The role of the actin cytoskeleton in calcium signaling in starfish oocytes
Published: 1 July 2008
Luigia Santella*, Agostina Puppo and Jong Tai Chun
Cell Signaling Laboratory, Stazione Zoologica Anton Dohrn, Napoli, Italy
Ca2+ is the most universal second messenger in cells from the very first moment of fertilization. In all animal species, fertilized eggs exhibit massive mobilization of intracellular Ca2+ to orchestrate the initial events of development. Echinoderm eggs have been an excellent model system for studying fertilization and the cell cycle due to their large size and abundance. In preparation for fertilization, the cell cycle-arrested oocytes must undergo meiotic maturation. Studies of starfish oocytes have shown that Ca2+ signaling is intimately involved in this process.
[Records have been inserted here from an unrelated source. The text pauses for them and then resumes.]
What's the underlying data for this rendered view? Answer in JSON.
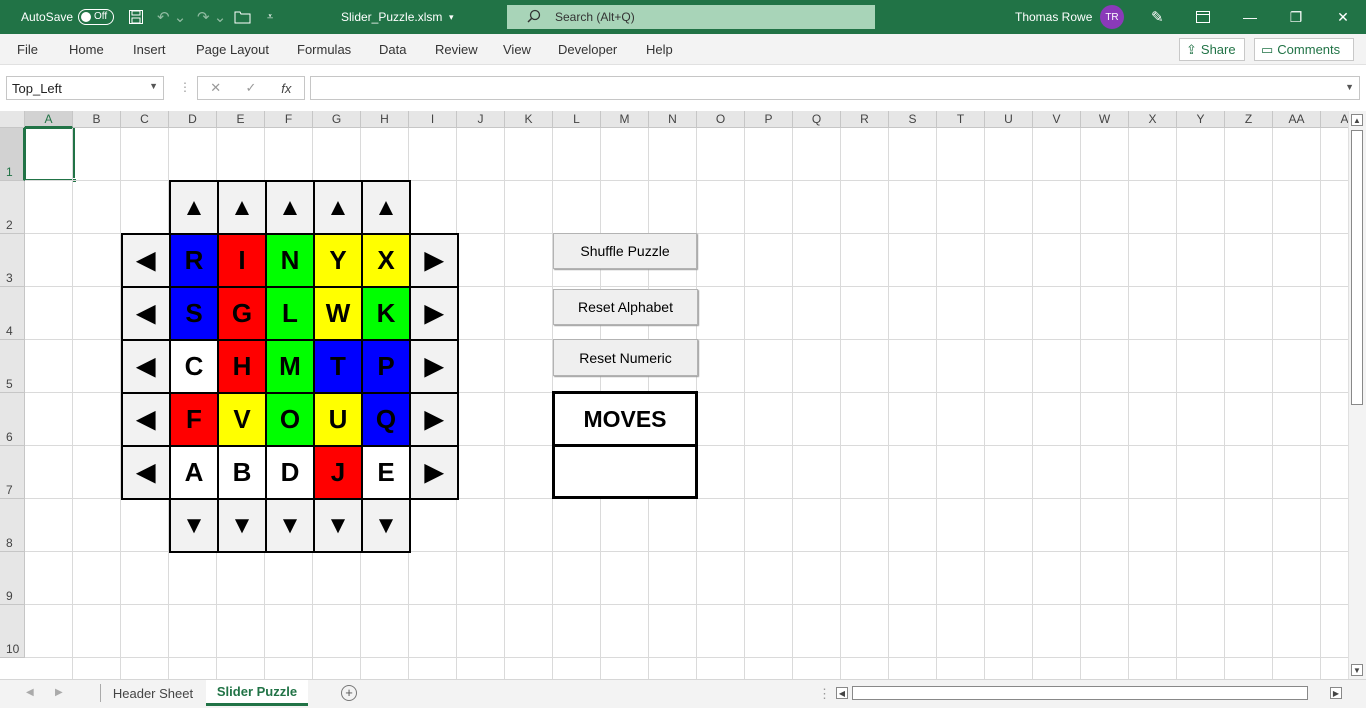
{
  "titlebar": {
    "autosave_label": "AutoSave",
    "autosave_state": "Off",
    "filename": "Slider_Puzzle.xlsm",
    "search_placeholder": "Search (Alt+Q)",
    "user_name": "Thomas Rowe",
    "user_initials": "TR"
  },
  "ribbon": {
    "tabs": [
      "File",
      "Home",
      "Insert",
      "Page Layout",
      "Formulas",
      "Data",
      "Review",
      "View",
      "Developer",
      "Help"
    ],
    "share_label": "Share",
    "comments_label": "Comments"
  },
  "formula_bar": {
    "name_box": "Top_Left",
    "fx_label": "fx",
    "formula": ""
  },
  "columns": [
    "A",
    "B",
    "C",
    "D",
    "E",
    "F",
    "G",
    "H",
    "I",
    "J",
    "K",
    "L",
    "M",
    "N",
    "O",
    "P",
    "Q",
    "R",
    "S",
    "T",
    "U",
    "V",
    "W",
    "X",
    "Y",
    "Z",
    "AA",
    "A"
  ],
  "rows": [
    "1",
    "2",
    "3",
    "4",
    "5",
    "6",
    "7",
    "8",
    "9",
    "10"
  ],
  "puzzle": {
    "up_arrow": "▲",
    "down_arrow": "▼",
    "left_arrow": "◀",
    "right_arrow": "▶",
    "tiles": [
      [
        {
          "letter": "R",
          "color": "blue"
        },
        {
          "letter": "I",
          "color": "red"
        },
        {
          "letter": "N",
          "color": "green"
        },
        {
          "letter": "Y",
          "color": "yellow"
        },
        {
          "letter": "X",
          "color": "yellow"
        }
      ],
      [
        {
          "letter": "S",
          "color": "blue"
        },
        {
          "letter": "G",
          "color": "red"
        },
        {
          "letter": "L",
          "color": "green"
        },
        {
          "letter": "W",
          "color": "yellow"
        },
        {
          "letter": "K",
          "color": "green"
        }
      ],
      [
        {
          "letter": "C",
          "color": "white"
        },
        {
          "letter": "H",
          "color": "red"
        },
        {
          "letter": "M",
          "color": "green"
        },
        {
          "letter": "T",
          "color": "blue"
        },
        {
          "letter": "P",
          "color": "blue"
        }
      ],
      [
        {
          "letter": "F",
          "color": "red"
        },
        {
          "letter": "V",
          "color": "yellow"
        },
        {
          "letter": "O",
          "color": "green"
        },
        {
          "letter": "U",
          "color": "yellow"
        },
        {
          "letter": "Q",
          "color": "blue"
        }
      ],
      [
        {
          "letter": "A",
          "color": "white"
        },
        {
          "letter": "B",
          "color": "white"
        },
        {
          "letter": "D",
          "color": "white"
        },
        {
          "letter": "J",
          "color": "red"
        },
        {
          "letter": "E",
          "color": "white"
        }
      ]
    ]
  },
  "controls": {
    "shuffle_label": "Shuffle Puzzle",
    "reset_alpha_label": "Reset Alphabet",
    "reset_numeric_label": "Reset Numeric",
    "moves_label": "MOVES",
    "moves_value": ""
  },
  "sheets": {
    "tabs": [
      {
        "name": "Header Sheet",
        "active": false
      },
      {
        "name": "Slider Puzzle",
        "active": true
      }
    ]
  },
  "colors": {
    "accent": "#217346",
    "blue": "#0000ff",
    "red": "#ff0000",
    "green": "#00ff00",
    "yellow": "#ffff00",
    "white": "#ffffff"
  }
}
Our knowledge of the molecular mechanism of meiotic maturation and fertilization has expanded greatly in the past two decades due to the discovery of cell cycle-related kinases and Ca2+-mobilizing second messengers. However, the molecular details of their actions await elucidation of other cellular elements that assist in the creation and transduction of Ca2+ signals. In this regard, the actin cytoskeleton, the receptors for second messengers and the Ca2+-binding proteins also require more attention. This article reviews the physiological significance and the mechanism of intracellular Ca2+ mobilization in starfish oocytes during maturation and fertilization.